Fear based work place. Fear is the main energy here. At first, I thought the problem was me. Maybe I didn’t have the right clothes or know the right business jargon. I walked on eggshells at work. I went home anxious and discouraged every night. Gradually it dawned on me that it wasn’t just me. My co-workers were uptight, too. No one was having a good time in our workplace. What made everyone so nervous and fearful?
It was leaders that lacked confidence. Confident leaders trust themselves enough to hire people they can trust. They don’t watch their employees like hawks. They don’t enact rules and policies to cover every situation, because they know their employees will rise to every challenge.
They don’t set up control mechanisms to keep people from using their native smarts and ingenuity. They don’t measure every keystroke and every minute spent on any activity.
They know that focusing on their mission and big, shared goals is a million times more important than measuring everything in sight.
Lots of policies and yardsticks everywhere are the signs of this fear-based workplace. Measurement of non-essential things is the first sign of a workplace ruled by fear. And this place has it.
In a fear-based workplace, everyone is focused on their daily goals. They have to be because if they miss a goal, they could lose their job. You won’t get collaboration or innovation out of people who are scared to death! And this is what happens here.
Managers specialize in assigning work, measuring results, punishing infractions and maintaining order. In a healthy culture, managers specialize in listening to employees, problem-solving with them, celebrating successes and envisioning even greater successes! This does not happen here no success celebrated. It’s what have you done for me right now.
Here people are afraid to tell the truth because they already know no one wants to hear it. How do I know this? It’s obvious, because the biggest truth of all – namely, “Our culture is horrible, but bad things happen to people who say so” is never acknowledged. It is the elephant in the room.
People talk incessantly about who’s up and who’s down in the company stock index. The rumor mill is more credible than official communication. In a healthy company, managers and employees talk about sticky topics. They don’t avoid them just because they are awkward to address. They think they talk about them but they don’t. They give stock answers of it’s rapidly moving company because we are moving fast and growing. Acquiring other companies is not growth. We are not growing where we need to be.

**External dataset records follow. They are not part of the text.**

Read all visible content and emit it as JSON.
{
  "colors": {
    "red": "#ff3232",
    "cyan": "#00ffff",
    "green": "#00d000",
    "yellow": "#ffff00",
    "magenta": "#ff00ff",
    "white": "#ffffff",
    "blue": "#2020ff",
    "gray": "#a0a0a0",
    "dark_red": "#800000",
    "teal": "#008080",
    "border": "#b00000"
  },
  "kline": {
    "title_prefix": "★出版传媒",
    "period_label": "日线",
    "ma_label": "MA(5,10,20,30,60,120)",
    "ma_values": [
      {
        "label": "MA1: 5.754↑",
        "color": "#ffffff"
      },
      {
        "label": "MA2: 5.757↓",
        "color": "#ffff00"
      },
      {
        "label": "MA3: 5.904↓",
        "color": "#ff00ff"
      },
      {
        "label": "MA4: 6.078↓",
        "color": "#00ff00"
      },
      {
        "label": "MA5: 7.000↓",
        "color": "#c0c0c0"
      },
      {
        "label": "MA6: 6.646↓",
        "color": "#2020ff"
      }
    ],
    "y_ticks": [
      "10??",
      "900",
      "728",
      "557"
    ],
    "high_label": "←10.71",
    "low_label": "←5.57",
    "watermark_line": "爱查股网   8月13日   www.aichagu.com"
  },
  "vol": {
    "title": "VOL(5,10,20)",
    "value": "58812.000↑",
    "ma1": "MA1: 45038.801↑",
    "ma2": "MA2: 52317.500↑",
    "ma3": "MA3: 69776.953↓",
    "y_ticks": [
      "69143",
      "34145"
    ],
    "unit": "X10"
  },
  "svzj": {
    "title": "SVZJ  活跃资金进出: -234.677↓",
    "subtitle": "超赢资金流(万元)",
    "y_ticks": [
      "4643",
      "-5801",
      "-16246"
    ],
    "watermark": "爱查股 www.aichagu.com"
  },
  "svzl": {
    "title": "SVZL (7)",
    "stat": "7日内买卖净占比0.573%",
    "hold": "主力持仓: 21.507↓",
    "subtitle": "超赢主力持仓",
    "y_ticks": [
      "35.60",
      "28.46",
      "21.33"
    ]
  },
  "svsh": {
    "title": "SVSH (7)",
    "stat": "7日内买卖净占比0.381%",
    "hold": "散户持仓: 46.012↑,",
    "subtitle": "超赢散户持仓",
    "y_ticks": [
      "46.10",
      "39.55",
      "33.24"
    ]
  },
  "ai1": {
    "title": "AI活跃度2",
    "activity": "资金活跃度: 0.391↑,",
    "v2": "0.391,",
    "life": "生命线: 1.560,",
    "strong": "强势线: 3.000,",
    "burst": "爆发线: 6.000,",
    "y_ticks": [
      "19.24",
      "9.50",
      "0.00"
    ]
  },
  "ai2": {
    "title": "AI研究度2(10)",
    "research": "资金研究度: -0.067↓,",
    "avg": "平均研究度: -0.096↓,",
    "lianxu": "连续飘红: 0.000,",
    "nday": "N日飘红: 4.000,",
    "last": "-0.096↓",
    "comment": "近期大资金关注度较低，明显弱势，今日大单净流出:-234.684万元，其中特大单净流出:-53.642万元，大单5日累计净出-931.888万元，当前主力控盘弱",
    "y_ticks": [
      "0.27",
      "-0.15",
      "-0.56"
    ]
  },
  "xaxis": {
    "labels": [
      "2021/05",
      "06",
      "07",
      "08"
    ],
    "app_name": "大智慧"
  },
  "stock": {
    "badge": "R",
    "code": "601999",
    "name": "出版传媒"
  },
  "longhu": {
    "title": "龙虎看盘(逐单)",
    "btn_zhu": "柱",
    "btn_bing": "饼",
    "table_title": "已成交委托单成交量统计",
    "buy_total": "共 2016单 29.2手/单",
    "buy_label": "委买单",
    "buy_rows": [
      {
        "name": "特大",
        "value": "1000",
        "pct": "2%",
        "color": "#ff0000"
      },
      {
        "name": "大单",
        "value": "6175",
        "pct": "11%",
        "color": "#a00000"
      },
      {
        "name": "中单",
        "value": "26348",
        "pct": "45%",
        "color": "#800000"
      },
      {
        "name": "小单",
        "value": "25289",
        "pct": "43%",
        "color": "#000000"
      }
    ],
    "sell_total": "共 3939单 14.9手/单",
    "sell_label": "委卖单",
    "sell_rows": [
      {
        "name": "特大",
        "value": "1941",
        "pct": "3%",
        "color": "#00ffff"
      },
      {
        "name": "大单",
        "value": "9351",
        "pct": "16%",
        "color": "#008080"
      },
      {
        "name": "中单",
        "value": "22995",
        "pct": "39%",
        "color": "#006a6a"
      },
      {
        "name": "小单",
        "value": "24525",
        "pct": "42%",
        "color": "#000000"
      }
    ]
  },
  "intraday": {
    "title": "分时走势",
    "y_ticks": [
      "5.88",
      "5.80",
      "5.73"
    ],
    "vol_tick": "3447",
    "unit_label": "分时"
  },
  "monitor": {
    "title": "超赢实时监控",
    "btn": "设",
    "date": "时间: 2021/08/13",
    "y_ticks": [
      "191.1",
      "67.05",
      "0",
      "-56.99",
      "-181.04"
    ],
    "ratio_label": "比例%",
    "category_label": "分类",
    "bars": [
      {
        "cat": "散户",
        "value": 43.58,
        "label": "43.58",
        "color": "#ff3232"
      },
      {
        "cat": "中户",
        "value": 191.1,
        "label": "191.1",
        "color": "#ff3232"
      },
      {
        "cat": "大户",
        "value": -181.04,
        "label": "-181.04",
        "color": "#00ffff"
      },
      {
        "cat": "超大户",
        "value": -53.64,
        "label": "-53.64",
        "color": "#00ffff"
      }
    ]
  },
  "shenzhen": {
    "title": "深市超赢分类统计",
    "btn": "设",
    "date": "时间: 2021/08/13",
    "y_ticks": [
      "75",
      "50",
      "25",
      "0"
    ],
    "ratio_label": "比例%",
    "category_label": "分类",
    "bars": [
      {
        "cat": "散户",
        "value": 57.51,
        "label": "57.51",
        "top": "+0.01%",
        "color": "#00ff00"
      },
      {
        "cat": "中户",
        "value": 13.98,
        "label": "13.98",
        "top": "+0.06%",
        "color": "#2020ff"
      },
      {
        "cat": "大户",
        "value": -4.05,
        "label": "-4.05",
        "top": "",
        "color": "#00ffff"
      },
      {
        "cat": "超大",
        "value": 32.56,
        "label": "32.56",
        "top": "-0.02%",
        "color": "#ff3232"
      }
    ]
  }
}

Employees wonder whether they’ll still have a job next week. A great performance review or an on-the-job triumph does not guarantee anyone another week of employment. People work under a cloud of fear and suspicion.
Following rules and avoiding blame are every employees’ top priorities. Collaborating, experimenting and having fun do not make the list. If there is a company mission statement on the wall, no one cares about it: the only mission employees can focus on is “Don’t screw up! And sale or you are gone!
Managers talk about collaboration and out-of-the-box thinking but no one takes them seriously. They have already decided how to do it, their way because they know what works for a company that they have been at less then a year and think they know more then the people that have been doing this far longer. You cannot get collaboration or new ideas from beaten-down employees especially when you know they won’t listen.
Employees disappear without warning. When someone disappears, people speak their names in whispers if they mention them at all. The only way to find out if someone is gone is by rumor mill even if your job requires interaction with them.
The smartest and most capable employees don’t get promoted. If any do internally. The people who get promoted are the ones who most wholeheartedly embrace the fear-based culture or is friends and family with leadership.
The hardest thing to do here is to stay human. When you keep your sense of humor, your warmth and your confidence despite the cloud of fear, you can expect to be labeled ‘unprofessional’ or worse, lose your job. You have to become Corporate Charlie to survive. You can stand up for yourself and your co-workers but if you do, you have to be ready to get a job fast if you are pushed out the door for naming the elephant.
In this culture your manager may throw up their hands and say ”I agree with the points you’re making, but there’s nothing I can do to change things! We just have to put up with it and do our best.” Even though a lot of time and energy will result in waste and unsuccessful attempts to get done what needs to be done.